Trois réglages qui règlent le problème :
- L’angle. Environ 30 degrés entre le manche et la peau. Trop à plat, la lame ne coupe pas ; trop redressé, elle mord.
- La pression. Aucune. On pose et on fait glisser. Si vous sentez que vous appuyez, vous appuyez trop.
- La longueur de passage. Des trajets courts, cinq centimètres, plutôt qu’un grand geste continu. Surtout sur les zones courbes.
Le calcul sur trois ans

Mes chiffres, relevés plutôt qu’estimés.
- Rasoir : 32 euros, une fois. Il est en laiton chromé et n’a aucune raison de s’user.
- Lames : environ 10 centimes pièce, achetées par cent. J’en change toutes les cinq à six utilisations, soit à peu près 45 lames par an. Quatre euros cinquante par an.
- Savon à raser solide : 9 euros, tenu quatorze mois.
Sur trois ans, cela fait environ 60 euros tout compris. Sur la même période, mon budget cartouches précédent tournait autour de 200 euros. L’écart est réel mais moins spectaculaire que ce qu’annoncent certains comparatifs, qui oublient systématiquement le prix du rasoir et du savon.
Le bénéfice que je n’attendais pas
Moins de poils incarnés. Une lame unique coupe au ras sans tirer le poil hors du follicule, contrairement aux systèmes multi-lames qui soulèvent puis tranchent. Sur les jambes ça ne change rien ; sur les zones sensibles, la différence a été nette dès le premier mois.
Ce que je ne referais pas
J’ai acheté un modèle à tête fixe très agressive parce qu’il était bien noté. Pour débuter, c’était une erreur : mieux vaut une tête dite fermée, moins performante en un passage mais beaucoup plus tolérante sur l’angle.
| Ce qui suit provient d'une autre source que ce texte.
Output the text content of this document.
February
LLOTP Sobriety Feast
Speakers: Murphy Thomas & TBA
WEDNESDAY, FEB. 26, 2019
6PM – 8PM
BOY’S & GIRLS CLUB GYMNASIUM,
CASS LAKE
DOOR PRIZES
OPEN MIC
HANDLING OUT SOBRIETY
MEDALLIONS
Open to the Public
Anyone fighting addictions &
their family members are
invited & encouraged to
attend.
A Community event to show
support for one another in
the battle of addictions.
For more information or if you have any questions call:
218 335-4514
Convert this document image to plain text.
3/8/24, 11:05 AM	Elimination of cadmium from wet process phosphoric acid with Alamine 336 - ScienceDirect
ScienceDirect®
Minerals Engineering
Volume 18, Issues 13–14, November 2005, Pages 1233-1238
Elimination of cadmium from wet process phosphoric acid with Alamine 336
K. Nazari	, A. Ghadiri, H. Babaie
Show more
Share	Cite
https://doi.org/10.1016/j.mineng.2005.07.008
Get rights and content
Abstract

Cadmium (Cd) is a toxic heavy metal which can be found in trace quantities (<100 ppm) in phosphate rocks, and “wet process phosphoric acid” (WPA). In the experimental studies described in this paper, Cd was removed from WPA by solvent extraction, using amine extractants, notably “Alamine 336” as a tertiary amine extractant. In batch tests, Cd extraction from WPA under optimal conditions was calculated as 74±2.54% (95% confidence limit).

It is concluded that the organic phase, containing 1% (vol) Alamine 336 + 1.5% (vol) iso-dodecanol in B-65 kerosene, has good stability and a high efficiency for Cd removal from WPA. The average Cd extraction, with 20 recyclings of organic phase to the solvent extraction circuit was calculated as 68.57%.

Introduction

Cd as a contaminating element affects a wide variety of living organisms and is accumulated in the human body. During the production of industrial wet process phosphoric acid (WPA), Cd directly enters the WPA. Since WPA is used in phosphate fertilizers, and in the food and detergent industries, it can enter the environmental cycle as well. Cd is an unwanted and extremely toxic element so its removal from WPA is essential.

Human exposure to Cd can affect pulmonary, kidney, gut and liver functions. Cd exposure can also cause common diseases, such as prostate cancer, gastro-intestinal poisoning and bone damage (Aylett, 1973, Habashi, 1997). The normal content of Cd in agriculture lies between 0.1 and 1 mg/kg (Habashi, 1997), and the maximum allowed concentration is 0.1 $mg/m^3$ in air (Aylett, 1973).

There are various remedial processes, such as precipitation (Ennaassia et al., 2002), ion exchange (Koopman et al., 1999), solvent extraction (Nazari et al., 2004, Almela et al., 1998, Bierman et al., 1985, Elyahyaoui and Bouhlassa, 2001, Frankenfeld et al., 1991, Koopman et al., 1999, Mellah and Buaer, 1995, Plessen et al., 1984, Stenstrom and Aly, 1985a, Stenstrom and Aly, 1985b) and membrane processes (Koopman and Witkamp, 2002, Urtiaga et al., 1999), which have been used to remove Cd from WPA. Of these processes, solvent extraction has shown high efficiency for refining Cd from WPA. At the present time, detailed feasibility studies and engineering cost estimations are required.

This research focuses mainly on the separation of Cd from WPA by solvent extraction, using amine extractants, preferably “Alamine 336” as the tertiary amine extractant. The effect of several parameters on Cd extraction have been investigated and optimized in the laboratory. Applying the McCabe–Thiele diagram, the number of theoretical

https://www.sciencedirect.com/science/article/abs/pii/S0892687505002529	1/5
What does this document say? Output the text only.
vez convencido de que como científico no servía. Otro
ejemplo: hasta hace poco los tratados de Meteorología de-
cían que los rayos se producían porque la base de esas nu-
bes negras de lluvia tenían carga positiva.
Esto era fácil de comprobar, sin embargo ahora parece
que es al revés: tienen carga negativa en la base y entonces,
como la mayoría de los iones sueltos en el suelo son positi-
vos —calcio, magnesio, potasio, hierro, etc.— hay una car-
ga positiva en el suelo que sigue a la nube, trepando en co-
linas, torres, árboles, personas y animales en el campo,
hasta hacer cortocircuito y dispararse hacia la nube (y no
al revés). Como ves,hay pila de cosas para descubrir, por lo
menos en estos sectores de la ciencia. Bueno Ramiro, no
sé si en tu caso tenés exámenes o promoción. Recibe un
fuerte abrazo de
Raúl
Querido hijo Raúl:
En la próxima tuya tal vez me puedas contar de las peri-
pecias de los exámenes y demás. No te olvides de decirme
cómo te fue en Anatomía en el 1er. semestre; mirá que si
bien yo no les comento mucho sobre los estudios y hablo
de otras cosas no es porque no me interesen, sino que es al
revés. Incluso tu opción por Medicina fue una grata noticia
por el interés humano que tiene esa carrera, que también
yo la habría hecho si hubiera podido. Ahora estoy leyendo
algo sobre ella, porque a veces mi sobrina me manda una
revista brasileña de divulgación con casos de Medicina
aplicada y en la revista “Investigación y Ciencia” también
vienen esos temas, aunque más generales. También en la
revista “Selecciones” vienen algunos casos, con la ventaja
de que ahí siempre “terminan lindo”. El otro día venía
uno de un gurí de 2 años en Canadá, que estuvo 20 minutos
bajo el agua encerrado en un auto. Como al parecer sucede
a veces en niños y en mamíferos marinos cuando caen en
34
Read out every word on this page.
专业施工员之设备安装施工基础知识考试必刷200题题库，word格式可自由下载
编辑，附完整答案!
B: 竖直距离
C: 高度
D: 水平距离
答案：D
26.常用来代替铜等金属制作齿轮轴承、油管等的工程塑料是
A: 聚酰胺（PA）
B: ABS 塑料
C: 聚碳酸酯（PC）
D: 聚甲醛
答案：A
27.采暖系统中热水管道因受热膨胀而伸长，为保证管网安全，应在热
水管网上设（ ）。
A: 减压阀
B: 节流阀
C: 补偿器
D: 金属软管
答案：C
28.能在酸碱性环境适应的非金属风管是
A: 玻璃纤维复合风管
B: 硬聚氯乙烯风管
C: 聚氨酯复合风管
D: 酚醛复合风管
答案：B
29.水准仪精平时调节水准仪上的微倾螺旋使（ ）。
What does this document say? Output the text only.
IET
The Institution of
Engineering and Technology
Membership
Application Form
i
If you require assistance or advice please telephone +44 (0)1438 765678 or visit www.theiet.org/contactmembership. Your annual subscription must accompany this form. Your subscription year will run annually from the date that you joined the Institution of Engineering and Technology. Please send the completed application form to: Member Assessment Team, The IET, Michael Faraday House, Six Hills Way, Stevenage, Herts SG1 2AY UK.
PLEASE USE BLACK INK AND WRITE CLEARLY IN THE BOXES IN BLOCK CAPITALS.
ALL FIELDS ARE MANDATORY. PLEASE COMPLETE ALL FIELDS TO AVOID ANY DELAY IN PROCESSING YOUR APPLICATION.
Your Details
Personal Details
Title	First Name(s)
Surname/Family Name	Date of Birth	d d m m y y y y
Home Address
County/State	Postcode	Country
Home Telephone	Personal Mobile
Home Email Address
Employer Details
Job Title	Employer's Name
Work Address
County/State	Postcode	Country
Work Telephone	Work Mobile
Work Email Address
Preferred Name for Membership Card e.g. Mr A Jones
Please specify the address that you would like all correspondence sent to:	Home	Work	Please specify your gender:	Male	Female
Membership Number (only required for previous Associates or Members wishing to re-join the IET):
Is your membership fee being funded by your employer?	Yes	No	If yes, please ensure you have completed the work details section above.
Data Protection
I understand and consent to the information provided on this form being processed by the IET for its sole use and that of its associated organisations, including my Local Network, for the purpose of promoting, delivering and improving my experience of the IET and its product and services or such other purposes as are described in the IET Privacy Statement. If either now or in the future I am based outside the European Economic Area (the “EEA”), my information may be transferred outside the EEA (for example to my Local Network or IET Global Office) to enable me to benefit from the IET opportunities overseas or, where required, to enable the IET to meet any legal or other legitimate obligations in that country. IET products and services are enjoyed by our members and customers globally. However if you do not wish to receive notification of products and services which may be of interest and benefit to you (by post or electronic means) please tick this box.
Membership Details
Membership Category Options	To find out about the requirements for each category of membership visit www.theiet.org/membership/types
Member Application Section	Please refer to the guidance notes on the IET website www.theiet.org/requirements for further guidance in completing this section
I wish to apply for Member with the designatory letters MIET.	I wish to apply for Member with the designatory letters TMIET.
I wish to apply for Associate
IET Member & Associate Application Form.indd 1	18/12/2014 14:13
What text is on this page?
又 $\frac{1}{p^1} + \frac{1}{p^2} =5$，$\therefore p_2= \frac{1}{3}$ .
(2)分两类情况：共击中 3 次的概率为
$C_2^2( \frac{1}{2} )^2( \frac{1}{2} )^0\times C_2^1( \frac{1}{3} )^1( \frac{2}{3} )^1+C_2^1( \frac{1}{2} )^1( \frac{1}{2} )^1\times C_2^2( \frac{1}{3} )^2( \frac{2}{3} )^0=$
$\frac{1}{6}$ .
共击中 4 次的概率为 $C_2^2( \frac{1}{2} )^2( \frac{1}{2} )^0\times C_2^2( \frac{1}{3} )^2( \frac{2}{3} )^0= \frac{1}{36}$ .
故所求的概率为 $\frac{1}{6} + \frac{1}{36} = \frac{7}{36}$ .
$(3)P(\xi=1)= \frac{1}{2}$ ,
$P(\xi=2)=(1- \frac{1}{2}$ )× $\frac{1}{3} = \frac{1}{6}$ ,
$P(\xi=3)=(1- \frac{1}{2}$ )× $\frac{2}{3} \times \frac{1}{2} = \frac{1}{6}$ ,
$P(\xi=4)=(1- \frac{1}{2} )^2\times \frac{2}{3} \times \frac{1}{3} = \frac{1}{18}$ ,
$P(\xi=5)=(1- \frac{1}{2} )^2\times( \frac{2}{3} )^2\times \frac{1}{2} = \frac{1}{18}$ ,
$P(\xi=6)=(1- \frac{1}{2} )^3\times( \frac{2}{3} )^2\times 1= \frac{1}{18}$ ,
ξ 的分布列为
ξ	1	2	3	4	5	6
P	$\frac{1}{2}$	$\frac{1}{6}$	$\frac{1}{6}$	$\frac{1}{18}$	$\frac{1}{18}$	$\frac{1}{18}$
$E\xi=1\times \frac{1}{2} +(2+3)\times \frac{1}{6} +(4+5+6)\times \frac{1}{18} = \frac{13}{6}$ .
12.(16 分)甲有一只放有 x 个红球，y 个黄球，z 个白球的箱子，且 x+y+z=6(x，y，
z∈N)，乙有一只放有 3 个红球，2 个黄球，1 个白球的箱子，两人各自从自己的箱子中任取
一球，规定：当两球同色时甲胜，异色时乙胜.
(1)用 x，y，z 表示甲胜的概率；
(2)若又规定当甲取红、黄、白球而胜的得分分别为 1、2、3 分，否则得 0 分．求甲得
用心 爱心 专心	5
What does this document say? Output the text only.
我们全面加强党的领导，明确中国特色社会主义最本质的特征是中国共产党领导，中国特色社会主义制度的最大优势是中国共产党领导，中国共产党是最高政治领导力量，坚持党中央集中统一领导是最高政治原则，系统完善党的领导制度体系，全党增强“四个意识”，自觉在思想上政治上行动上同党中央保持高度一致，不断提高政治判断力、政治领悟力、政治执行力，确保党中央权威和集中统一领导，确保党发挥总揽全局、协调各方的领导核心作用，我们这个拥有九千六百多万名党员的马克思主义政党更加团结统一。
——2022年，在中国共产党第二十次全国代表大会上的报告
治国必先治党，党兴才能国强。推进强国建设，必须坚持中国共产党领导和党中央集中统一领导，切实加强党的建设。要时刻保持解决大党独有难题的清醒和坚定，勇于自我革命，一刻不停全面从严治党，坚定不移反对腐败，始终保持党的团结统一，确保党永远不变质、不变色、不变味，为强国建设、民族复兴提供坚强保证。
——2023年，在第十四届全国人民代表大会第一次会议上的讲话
J’ai revendu le premier.
J’ai aussi acheté un assortiment de lames de six marques pour « trouver la mienne ». Cent-vingt lames plus tard, je n’ai jamais réussi à distinguer objectivement les trois premières marques entre elles. Prenez-en un paquet de dix d’une marque courante et passez à autre chose.
Les précautions qui comptent vraiment
- Ne pas ranger le rasoir sous la douche. L’humidité permanente oxyde la lame en quelques jours. Un rebord sec suffit.
- Rincer la tête en la démontant une fois par semaine. Le savon s’accumule dans le peigne et gêne l’évacuation.
- Jeter les lames dans une boîte métallique prévue pour ça, jamais à la poubelle directement. Elles sont beaucoup plus coupantes qu’une cartouche.
Cette logique du geste qu’on garde et de l’objet qui dure, c’est exactement celle que j’applique aux vêtements — ma veste d’extérieur a huit ans pour les mêmes raisons. Et côté mains, j’ai adopté une approche aussi dépouillée avec la manucure courte dont je parle ailleurs sur le site.
Choisir son premier rasoir : trois critères
L’offre est devenue pléthorique et très mal documentée. Un rasoir de sûreté femme ne diffère d’un modèle masculin que par le marketing, ce qui veut dire qu’on peut ignorer complètement la catégorie et regarder trois choses.
- L’ouverture de tête. Dite fermée, elle expose très peu de lame et pardonne les erreurs d’angle ; dite ouverte, elle coupe plus efficacement et mord dès qu’on dérape. Pour commencer, une tête fermée, sans exception.
- La longueur du manche. Les modèles courts, autour de 8 cm, sont pensés pour le visage. Pour les jambes et le dos des genoux, un manche de 10 à 12 cm évite de se tordre le poignet. C’est le critère le plus négligé et celui qui change le plus le confort.
- Le poids et le grip. Entre 70 et 100 grammes, avec un manche strié. Un manche lisse devient glissant dès qu’il y a du savon, et un rasoir qui glisse est un rasoir qui coupe.
Le système à papillon, qui s’ouvre en tournant la base, est plus pratique à recharger qu’un modèle à trois pièces qu’il faut dévisser entièrement. À l’usage, c’est une différence de dix secondes par semaine ; à l’achat, c’est souvent quinze euros. Je n’en ferais pas un critère décisif.
Si vous détestez le rasage et voulez que ça aille vite, ce n’est pas pour vous : comptez deux à trois minutes de plus au début. Si l’objet vous intéresse autant que le résultat, l’adaptation vaut la peine.